In Germany, Lufthansa said it had received special permission to fly 15,000 passengers home to Frankfurt, Munich and Duesseldorf from Asia, North and South America, as well as Africa.
But a spokeswoman for Lufthansa, Europe's biggest airline in terms of passenger numbers, stressed that the 50 long-haul flights were exceptions and "not a return to normal flight service".
Siim Kallas, the EU's transport commissioner, said "we should see more planes starting to fly" from Tuesday morning.
In Britain, Nats said Scottish airports should be available from 06:00 GMT and more airspace over England may become available from 12:00 GMT, although not as far south as the main London airports.
The move to ease flight restrictions had come after criticism from carriers, who said test flights in recent days by airlines including KLM, Lufthansa and British Airways suggested planes could fly safely despite the ash and that the danger was exaggerated.
None of the test flights reported problems or damage.
Willie Walsh, the British Airways chief executive who flew on the carrier's test flight, said on Monday that "the analysis we have done so far, alongside that from other airlines' trial flights, provides fresh evidence that the current blanket restrictions on airspace are unnecessary".
"We believe airlines are best positioned to assess all available information and determine what, if any, risk exists to aircraft, crew and passengers."
Critics also said Monday's co-ordinated action among European officials came too late, with the chief of the International Air Transport Association (Iata), Giovanni Bisignani, calling the whole situation "embarrassing and a European mess".
Iata accused European governments of offering "no risk assessment, no consultation, no co-ordination, and no leadership."

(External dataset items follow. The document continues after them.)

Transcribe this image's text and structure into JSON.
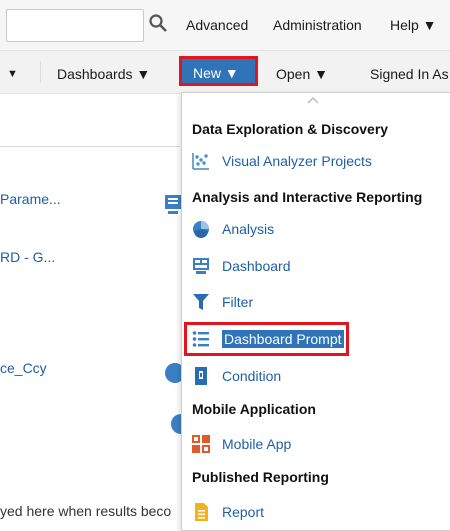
{
  "topbar": {
    "advanced": "Advanced",
    "administration": "Administration",
    "help": "Help ▼"
  },
  "nav": {
    "first_arrow": "▼",
    "dashboards": "Dashboards ▼",
    "new": "New ▼",
    "open": "Open ▼",
    "signed_in": "Signed In As"
  },
  "background": {
    "item1": "Parame...",
    "item2": "RD - G...",
    "item3": "ce_Ccy",
    "footer": "yed here when results beco"
  },
  "menu": {
    "sections": [
      {
        "header": "Data Exploration & Discovery",
        "items": [
          {
            "label": "Visual Analyzer Projects",
            "icon": "visual-analyzer-icon"
          }
        ]
      },
      {
        "header": "Analysis and Interactive Reporting",
        "items": [
          {
            "label": "Analysis",
            "icon": "analysis-icon"
          },
          {
            "label": "Dashboard",
            "icon": "dashboard-icon"
          },
          {
            "label": "Filter",
            "icon": "filter-icon"
          },
          {
            "label": "Dashboard Prompt",
            "icon": "dashboard-prompt-icon",
            "selected": true
          },
          {
            "label": "Condition",
            "icon": "condition-icon"
          }
        ]
      },
      {
        "header": "Mobile Application",
        "items": [
          {
            "label": "Mobile App",
            "icon": "mobile-app-icon"
          }
        ]
      },
      {
        "header": "Published Reporting",
        "items": [
          {
            "label": "Report",
            "icon": "report-icon"
          }
        ]
      }
    ]
  },
  "colors": {
    "accent": "#2f74b8",
    "highlight_border": "#e2151e",
    "link": "#1f5fa6"
  }
}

"We are far enough into this crisis to express our dissatisfaction at how governments have managed the crisis," Bisignani said in Paris.
Under the EU agreement, aviation authorities will carve airspace above the continent into three zones:
Zone One: Closest to ash cloud - air traffic completely banned
Zone Two: Partial restrictions on flights
Zone Three: Free of ash - full resumption of flights
"It took five days to organise a conference call with the ministers of transport."
The group urged governments to more urgently "focus on how and when we can safely reopen Europe's skies" - such as through more in-depth study of the ash cloud to identify safe corridors for planes.
But pilots urged caution.
"Mixing commercial and safety decisions risks lives," said Philip von Schoppenthau, secretary-general of the European Cockpit Association, a union representing 38,200 pilots from 36 European nations.
"Our members have many firsthand experiences of the extremely abrasive and clogging effects of such clouds," he said.
A senior Western diplomat also said on Monday that several Nato F-16 fighter jets suffered engine damage after flying through the ash.
The official declined to provide more details on the military flights, except to say that glasslike deposits were found inside the planes' engines after they patrolled over European airspace.